Postwar Theories of Democracy and Democratization: What went wrong?
“Actually existing” democracies have fallen onto hard times. From Trump’s America to Putin’s Russia, from Orban’s Hungary to Erdogan’s Turkey and Bolsonaro’s Brazil, democratic values such as liberty, equality, respect for human rights and human diversity, seem to have lost their popularity among the majority of the electorates, who increasingly fall for the particularistic rhetoric of authoritarian populists. As particularistic tendencies seem to overwhelm universalistic aspirations and authoritarian bids to power seek to chip off the democratic gains of the last seven decades, the clock seems to be set back where we have started thinking about the possibilities of worldwide democratization at the end of the Second World War.
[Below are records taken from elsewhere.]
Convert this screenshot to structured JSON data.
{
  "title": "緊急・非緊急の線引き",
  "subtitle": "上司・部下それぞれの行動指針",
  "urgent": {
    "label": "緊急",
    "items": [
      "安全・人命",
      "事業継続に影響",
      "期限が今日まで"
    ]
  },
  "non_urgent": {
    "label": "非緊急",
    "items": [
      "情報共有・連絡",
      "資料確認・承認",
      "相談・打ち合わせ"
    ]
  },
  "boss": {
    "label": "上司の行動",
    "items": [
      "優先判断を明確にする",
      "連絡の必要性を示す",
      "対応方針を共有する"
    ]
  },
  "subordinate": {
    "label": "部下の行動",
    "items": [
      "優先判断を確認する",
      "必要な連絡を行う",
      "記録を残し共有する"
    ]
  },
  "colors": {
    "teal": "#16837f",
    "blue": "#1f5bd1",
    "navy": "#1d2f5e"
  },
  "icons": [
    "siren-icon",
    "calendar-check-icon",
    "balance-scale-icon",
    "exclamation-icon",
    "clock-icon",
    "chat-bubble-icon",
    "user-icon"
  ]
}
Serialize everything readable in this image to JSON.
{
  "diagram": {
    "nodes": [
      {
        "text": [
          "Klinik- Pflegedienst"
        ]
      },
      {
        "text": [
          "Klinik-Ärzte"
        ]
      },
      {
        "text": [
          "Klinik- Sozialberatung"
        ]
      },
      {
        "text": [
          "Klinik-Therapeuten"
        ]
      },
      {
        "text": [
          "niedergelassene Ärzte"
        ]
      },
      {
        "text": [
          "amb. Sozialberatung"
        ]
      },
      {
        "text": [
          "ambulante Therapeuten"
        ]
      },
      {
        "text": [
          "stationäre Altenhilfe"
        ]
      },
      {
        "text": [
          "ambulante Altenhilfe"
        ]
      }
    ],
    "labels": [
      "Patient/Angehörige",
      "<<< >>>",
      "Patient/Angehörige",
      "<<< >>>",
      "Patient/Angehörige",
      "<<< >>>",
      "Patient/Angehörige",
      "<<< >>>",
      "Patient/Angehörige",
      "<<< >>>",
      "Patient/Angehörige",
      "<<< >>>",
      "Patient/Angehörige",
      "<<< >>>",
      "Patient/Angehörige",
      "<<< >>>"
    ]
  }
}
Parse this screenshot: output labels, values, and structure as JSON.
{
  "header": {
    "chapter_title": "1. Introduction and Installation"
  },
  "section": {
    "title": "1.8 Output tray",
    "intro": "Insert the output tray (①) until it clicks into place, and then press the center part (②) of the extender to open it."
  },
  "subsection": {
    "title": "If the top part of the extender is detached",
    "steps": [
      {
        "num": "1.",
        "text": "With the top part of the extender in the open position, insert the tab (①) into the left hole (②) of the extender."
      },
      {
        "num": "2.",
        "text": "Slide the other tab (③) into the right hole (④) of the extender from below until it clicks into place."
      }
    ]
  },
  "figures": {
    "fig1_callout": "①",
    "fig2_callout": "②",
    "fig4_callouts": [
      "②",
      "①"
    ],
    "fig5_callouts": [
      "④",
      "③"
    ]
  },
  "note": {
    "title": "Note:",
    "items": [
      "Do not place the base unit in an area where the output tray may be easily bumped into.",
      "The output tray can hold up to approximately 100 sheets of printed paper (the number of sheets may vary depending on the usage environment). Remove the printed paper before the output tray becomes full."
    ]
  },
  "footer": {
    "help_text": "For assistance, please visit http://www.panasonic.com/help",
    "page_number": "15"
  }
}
It is against this background, that this course will focus on postwar theories of democracy and democratization. We shall read and discuss the works of such thinkers and theorists as Kant, Weber, Schumpeter, Dahl, Lipset, Almond, Verba, Huntington, Arendt, Rawls, and Habermas in an attempt to find answers to the questions: what went wrong in our post-war conceptualizations of democracy and democratization? Was/is democracy indeed an “actually existing” reality in some parts of the world — In the West? In the East? In the North? Or was/still is democratization a goal, that no country on the face of the earth have yet a right to claim to have reached? Should we revise and radicalize our understanding of democracy and democratization, to make the world “safe for democracy” once again? If yes why and how? If not, why not?